Objectives:  To identify specific patterns linking biological endophenotypes, such as macrocephaly and elevated serotonin blood levels, to autism clinical profiles.

Methods:  Artificial Neural Network were applied to a complete data set of 110 ASD patients encompassing 25 variables spanning clinical features, family history, morphological and biochemical quantitative traits. We applied semantic connectivity maps (AutoCM), a fourth generation artificial neural network able to detect non-linear trends and associations among variables with significantly greater power as compared to the traditional parametric statistics employed in our previous study. The matrix of connections, visualized through the minimum spanning tree, maintains non-linear associations among variables and captures schemes among clusters of variables. The strength of association in semantic connectivity maps ranges from 0 to 1 (i.e., from no to full association).

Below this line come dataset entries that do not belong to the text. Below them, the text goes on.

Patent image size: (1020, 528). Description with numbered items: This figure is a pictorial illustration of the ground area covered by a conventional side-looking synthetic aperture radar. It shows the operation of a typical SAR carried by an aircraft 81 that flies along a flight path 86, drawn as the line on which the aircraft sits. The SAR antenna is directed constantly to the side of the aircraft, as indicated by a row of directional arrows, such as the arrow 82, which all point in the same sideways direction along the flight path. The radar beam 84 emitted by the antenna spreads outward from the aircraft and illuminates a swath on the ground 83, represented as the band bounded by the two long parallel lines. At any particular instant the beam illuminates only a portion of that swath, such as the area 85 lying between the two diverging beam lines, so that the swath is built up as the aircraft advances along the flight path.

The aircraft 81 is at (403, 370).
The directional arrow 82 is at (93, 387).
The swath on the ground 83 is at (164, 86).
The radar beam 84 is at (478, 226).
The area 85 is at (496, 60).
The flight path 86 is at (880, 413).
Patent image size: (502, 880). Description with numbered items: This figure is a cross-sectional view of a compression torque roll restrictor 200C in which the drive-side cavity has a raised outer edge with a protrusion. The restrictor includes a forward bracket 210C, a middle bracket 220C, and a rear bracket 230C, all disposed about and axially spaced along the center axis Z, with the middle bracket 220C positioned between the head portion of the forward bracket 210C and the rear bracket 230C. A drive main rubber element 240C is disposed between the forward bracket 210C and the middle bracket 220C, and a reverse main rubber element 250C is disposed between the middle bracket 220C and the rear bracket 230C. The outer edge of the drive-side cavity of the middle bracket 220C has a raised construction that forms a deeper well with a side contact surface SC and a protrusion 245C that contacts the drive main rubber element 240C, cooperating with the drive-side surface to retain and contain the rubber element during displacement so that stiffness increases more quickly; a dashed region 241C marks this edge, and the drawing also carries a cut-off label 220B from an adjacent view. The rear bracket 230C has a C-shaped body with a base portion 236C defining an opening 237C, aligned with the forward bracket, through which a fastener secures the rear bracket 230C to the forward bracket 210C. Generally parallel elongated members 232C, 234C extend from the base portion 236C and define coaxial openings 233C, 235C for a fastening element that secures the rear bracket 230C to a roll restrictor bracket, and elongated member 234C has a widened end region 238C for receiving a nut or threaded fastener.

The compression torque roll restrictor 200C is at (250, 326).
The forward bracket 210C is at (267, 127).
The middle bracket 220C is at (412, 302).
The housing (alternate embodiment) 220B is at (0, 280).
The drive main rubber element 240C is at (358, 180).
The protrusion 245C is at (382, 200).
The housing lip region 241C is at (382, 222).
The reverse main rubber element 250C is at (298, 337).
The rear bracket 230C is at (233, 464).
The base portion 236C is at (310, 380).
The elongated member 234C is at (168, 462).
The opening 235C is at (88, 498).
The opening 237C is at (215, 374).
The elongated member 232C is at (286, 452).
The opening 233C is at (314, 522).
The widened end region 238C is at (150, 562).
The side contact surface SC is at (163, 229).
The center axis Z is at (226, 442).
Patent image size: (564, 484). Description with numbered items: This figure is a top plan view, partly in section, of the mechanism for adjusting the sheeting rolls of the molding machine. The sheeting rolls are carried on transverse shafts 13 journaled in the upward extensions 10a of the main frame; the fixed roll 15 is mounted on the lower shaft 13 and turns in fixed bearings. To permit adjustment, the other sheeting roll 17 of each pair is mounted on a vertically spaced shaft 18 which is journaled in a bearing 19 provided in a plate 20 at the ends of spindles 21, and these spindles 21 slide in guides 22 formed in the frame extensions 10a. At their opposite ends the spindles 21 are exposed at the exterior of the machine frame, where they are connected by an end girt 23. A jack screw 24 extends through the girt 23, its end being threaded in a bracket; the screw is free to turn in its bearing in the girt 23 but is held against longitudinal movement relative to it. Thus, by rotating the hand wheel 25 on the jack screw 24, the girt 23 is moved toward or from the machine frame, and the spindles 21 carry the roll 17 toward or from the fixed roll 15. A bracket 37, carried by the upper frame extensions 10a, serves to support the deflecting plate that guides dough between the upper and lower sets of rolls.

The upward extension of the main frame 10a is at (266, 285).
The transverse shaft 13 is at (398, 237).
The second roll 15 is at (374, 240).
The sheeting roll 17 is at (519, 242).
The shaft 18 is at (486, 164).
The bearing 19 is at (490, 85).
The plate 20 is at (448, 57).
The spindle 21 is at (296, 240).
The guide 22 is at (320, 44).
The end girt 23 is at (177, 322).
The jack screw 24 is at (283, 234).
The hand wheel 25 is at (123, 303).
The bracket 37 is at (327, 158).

Results:  [1] clinical variables tend to cluster around two configurations: (a) “lower functioning”, which has its central node in the presence of motor stereotypies, strongly connected with intellectual disability (0.99), verbal stereotypies (0.98), hyperactivity (0.98), reduced pain sensitivity (0.97), history of regression (0.94) and self-injurious behaviors (0.93); (b) “higher functioning”, which has its two central nodes in positive history of allergies or immune disease in the patient, or in first-degree relatives, tightly linked to each other (0.97) and with obstetric complications (0.97), delayed onset of social smile (0.97), presence of any infectious disease at autism onset (0.96), pre-term delivery (0.89), normal intellectual level (0.89), and a DSM-IV Asperger (0.88) or PDD-NOS (0.85) diagnosis. [2] Macrocephaly is associated with a positive history of allergy and immune disease in first-degree relatives (0.92) and to a lesser extent with muscle hypotonia (0.77). [3] Hyperserotoninemia may be connected with abnormal EEG pattern and/or history of seizures in males (0.80), whereas in females it appears linked to positive history of allergy/immune disease in first-degree relatives and muscle hypotonia, although sample size limitations for females do not yet allow reliable coefficient estimations.

Conclusions:  

AutoCM algorithms show several complex patterns which replicate and largely extend previous findings obtained with parametric approaches. New insights, such as those possibly linking hyperserotoninemia with abnormal EEG patterns, if replicated may allow novel hypothesis generation and experimental designs. These results will be replicated in an independent sample, so as to better define the relationship between biological endophenotypes, biomarkers and clinical features involved in autism.